W ubiegłym tygodniu na polecenie Prokuratury Regionalnej w Białymstoku funkcjonariusze CBŚP zatrzymali 5 osób w związku z działalnością zorganizowanej grupy przestępczej zajmującej się podrabianiem dokumentów oraz praniem brudnych pieniędzy. Policjanci przeprowadzili szereg przeszukań w mieszkaniach i miejscach pracy zatrzymanych osób oraz w lokalu, w którym drukowano fałszywe dokumenty.


Środki zapobiegawcze

Wobec dwóch podejrzanych na wniosek prokuratury, sąd zastosował środek zapobiegawczy w postaci tymczasowego aresztowania na okres 3 miesięcy. Po wykonaniu czynności procesowych z pozostałymi osobami, prokurator podjął decyzję o zastosowaniu wobec nich środków o charakterze wolnościowym.

Co zarzuca się podejrzanym

Podejrzani usłyszeli zarzuty organizowania, kierowania i udziału w zorganizowanej grupie przestępczej mającej na celu popełnianie przestępstw polegających na podrabianiu dokumentów w celu użycia ich za autentyczne  przez inne osoby. Prokurator zarzucił im również tzw. pranie brudnych pieniędzy w kwotach od 300 tysięcy do 3.5 miliona złotych.

Czyny te zagrożone są karą do 10 lat pozbawienia wolności.

Internetowe sklepy z dokumentami kolekcjonerskimi przykrywką dla przestępców

Zatrzymani to osoby, które są pomysłodawcami i organizatorami przestępczego procederu. Grupa działała w latach 2015-2019 i zajmowała się produkcją oraz sprzedażą podrobionych dokumentów.
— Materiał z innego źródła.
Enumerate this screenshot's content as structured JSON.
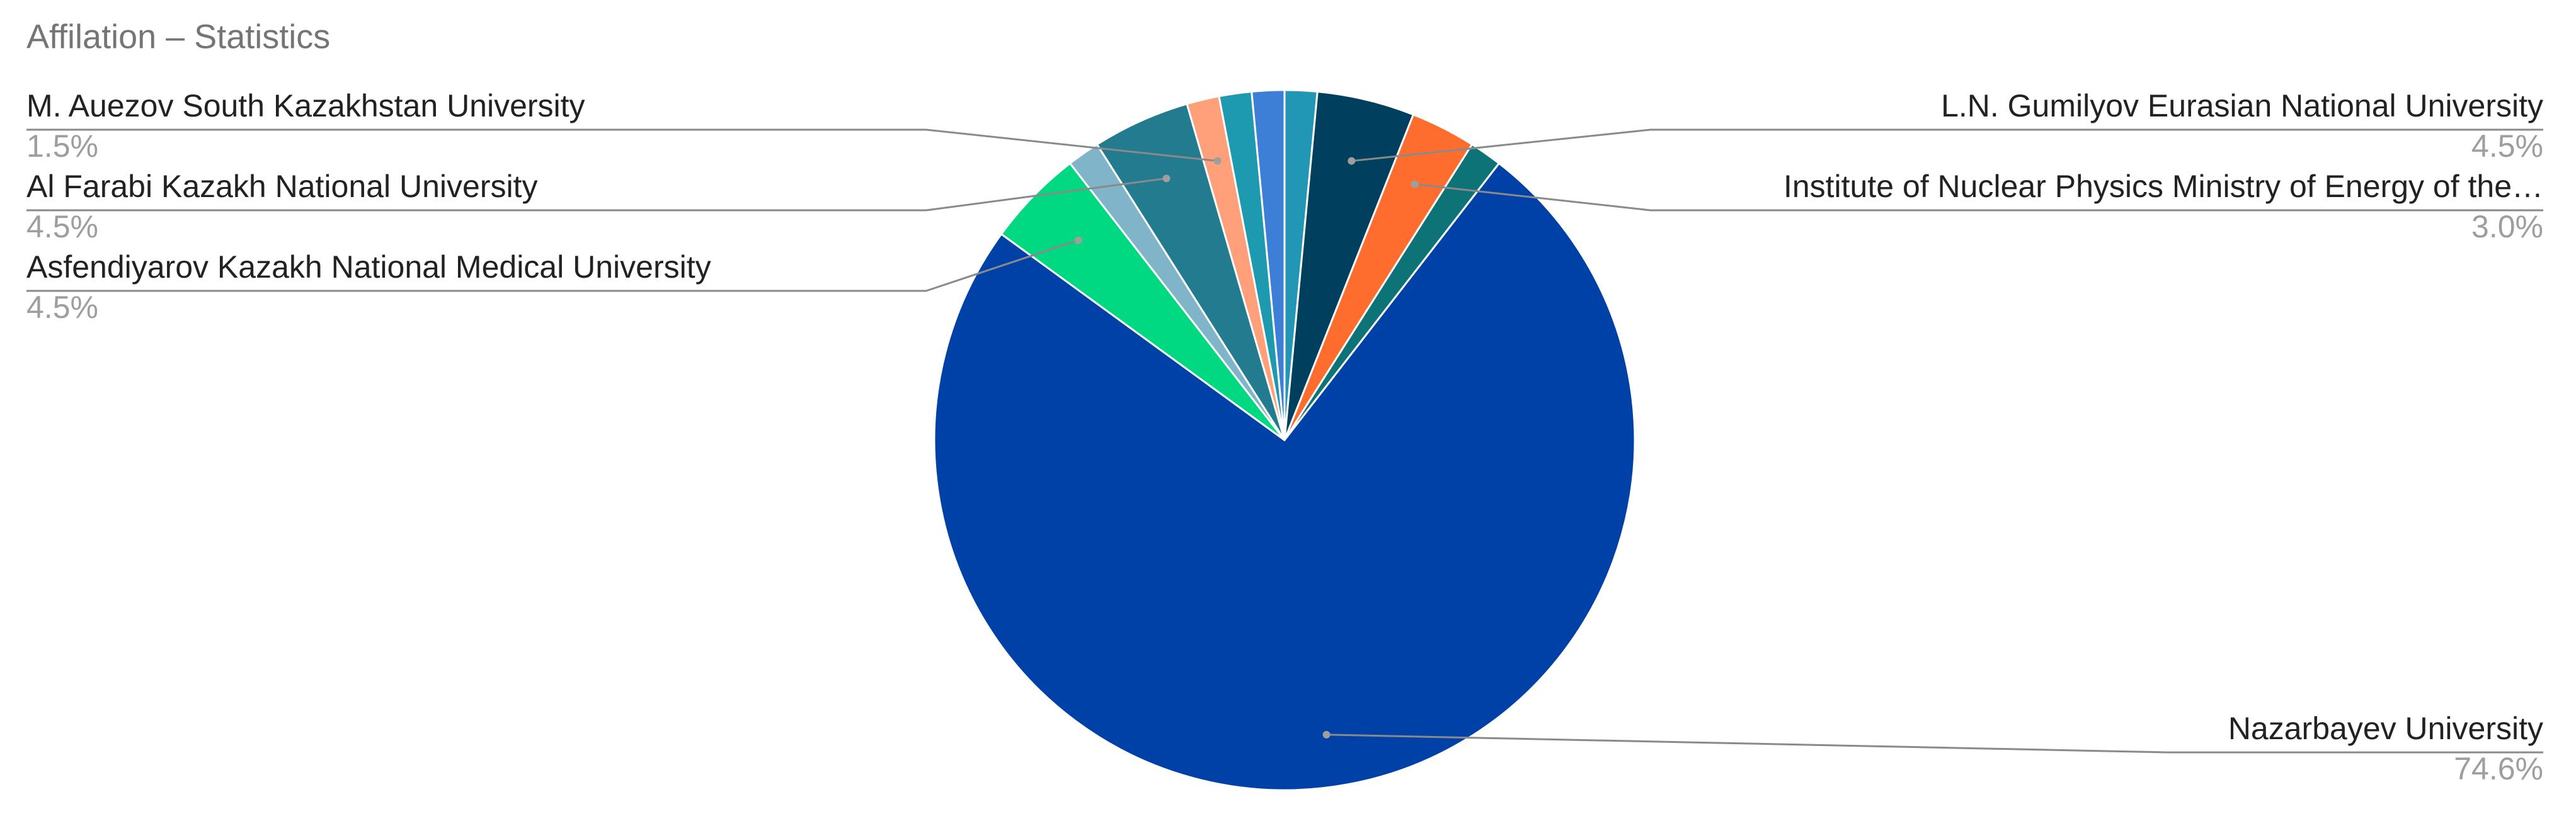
{
  "chart_data": {
    "type": "pie",
    "title": "Affilation – Statistics",
    "categories": [
      null,
      "L.N. Gumilyov Eurasian National University",
      "Institute of Nuclear Physics Ministry of Energy of the…",
      null,
      "Nazarbayev University",
      "Asfendiyarov Kazakh National Medical University",
      null,
      "Al Farabi Kazakh National University",
      "M. Auezov South Kazakhstan University",
      null,
      null
    ],
    "values": [
      1.5,
      4.5,
      3.0,
      1.5,
      74.6,
      4.5,
      1.5,
      4.5,
      1.5,
      1.5,
      1.5
    ],
    "value_labels": [
      null,
      "4.5%",
      "3.0%",
      null,
      "74.6%",
      "4.5%",
      null,
      "4.5%",
      "1.5%",
      null,
      null
    ],
    "colors": [
      "#2196b5",
      "#00405e",
      "#ff6d2e",
      "#0d7377",
      "#0041a8",
      "#00d982",
      "#80b4c8",
      "#237b8f",
      "#ffa07a",
      "#1d9ab0",
      "#3d7fd6"
    ]
  }
}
W toku śledztwa ustalono, że członkowie zorganizowanej grupy przestępczej poprzez administrowane przez siebie sklepy internetowe oferowali sprzedaż dokumentów „kolekcjonerskich” w postaci dowodów osobistych, praw jazdy, kart pobytu cudzoziemców, świadectw kwalifikacyjnych i innych potwierdzających uzyskanie uprawnień zawodowych, dyplomów szkół średnich i uczelni wyższych, a także patentów żeglarskich i motorowodnych. Ogółem było to co najmniej 5 tysięcy sztuk takich dokumentów.

Przestępcy poczynili kroki, by ukrywać prawdziwy charakter prowadzonej działalności. Dokumenty oferowali w sklepach internetowych jako wierne repliki przeznaczone dla kolekcjonerów. W korespondencji mailowej z zainteresowanymi nabyciem klientami  sprawcy wskazywali, że rzekome repliki kolekcjonerskie nie mają cech odróżniających je od oryginałów, a wręcz za takie mogą z powodzeniem uchodzić.

„Zarobili” co najmniej 3.5 miliona złotych

Z przestępczego procederu podejrzani uczynili sobie stałe źródło dochodu, osiągając korzyść majątkową w kwocie nie mniejszej niż 3.5 miliona złotych.

Sami też  przy wykorzystaniu specjalistycznych drukarek wytwarzali falsyfikaty. Werbowane przez nich osoby tzw. słupy, zakładały rachunki bankowe, na które wpływały wpłaty za dokumenty. Następnie pieniądze transferowane były na inne konta, skąd wypłacano je w bankomatach, a także wymieniano na tzw. waluty wirtualne.

Sprawa ma charakter rozwojowy i niewykluczone są kolejne zatrzymania.